O congresso nacional representa interesses de uma aristocracia agrária e da burguesia nacional quando observamos a atuação e os votos da maioria dos Deputados Federais e Senadores da República. Compreender essa atuação parlamentar é fundamental para entender a urgência aprovada, no último dia 24/05/2023, do PL 490/2007 que em sua versão aprovada na CCJ, da Câmara dos Deputados, propõe regulamentar o artigo 231 da Constituição Federal de 1988, dispondo sobre reconhecimento, demarcação, o uso e a gestão de terras indígenas.
A terra sempre foi um processo de ampla disputa no Brasil, uma das poucas democracias burguesas que não realizou reforma agrária fomos nós, Muito provável devido termos sido constituídos pela efetiva privatização da terra, com a adoção das capitanias hereditárias e posteriormente das sesmarias. Esse modelo de autodeclaração de posse e posterior reconhecimento pelo Império e depois pela República, transformou a terra em um bem de grande valor, sendo os indígenas expulsos de suas áreas ou assassinados, para garantir a ampliação da riqueza da oligarquia agrária. A mesma que tenta no congresso nacional fazer valer seus direitos, ao dificultar o reconhecimento de terras indígenas.

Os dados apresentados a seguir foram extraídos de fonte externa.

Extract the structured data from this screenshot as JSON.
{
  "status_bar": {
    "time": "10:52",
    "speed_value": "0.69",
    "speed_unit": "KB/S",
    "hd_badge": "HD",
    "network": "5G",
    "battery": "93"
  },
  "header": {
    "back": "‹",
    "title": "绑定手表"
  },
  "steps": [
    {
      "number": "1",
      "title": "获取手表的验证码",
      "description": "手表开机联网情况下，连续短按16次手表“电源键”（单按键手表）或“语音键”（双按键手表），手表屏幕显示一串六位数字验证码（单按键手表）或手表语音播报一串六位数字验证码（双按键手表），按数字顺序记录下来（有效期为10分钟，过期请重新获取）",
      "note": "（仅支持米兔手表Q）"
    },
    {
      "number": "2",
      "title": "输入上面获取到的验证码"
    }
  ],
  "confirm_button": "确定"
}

Antes de apresentar os principais pontos do PL 490/2007, que deve ir a votação amanhã no plenário da câmara dos deputados, é fundamental afirmar que o reconhecimento das terras indígenas é uma dívida nossa com os povos originários desta nação, os quais tiveram reconhecidos os direitos a terra na CF/1988, por meio de uma emenda popular articulada pela União das Nações Indígenas (UNI) que teve apoio de vastas parcelas da sociedade brasileira, bem como é falsa a premissa de que a demarcação de terras indígenas inibem a produção agrícola. Esses dois pontos que apresento consistem na base da minha posição contra o projeto de lei, imposto por Lira e sua bancada de direita e extrema direita.
O PL 490 é apresentado pelo Deputado Federal Homero Pereira, integrante na época do PR/MT – hoje esse partido é o PL – que propõe, em 2007, a alteração da Lei 6.001/1973 ao definir que as demarcações passassem a ser aprovadas pelo congresso nacional, não mais por ato discricionário do presidente da República. A proposta atual, aprovada na comissão de constituição e justiça da câmara dos deputados, em 2021, relatada pelo Deputado Federal Arthur Maia (DEM/BA) ampliou a proposição original, após o apensamento de inúmeros outros projetos que tramitavam na casa legislativa, buscando restringir a demarcação de terras indígenas e ampliar o uso desssas terras por empresas.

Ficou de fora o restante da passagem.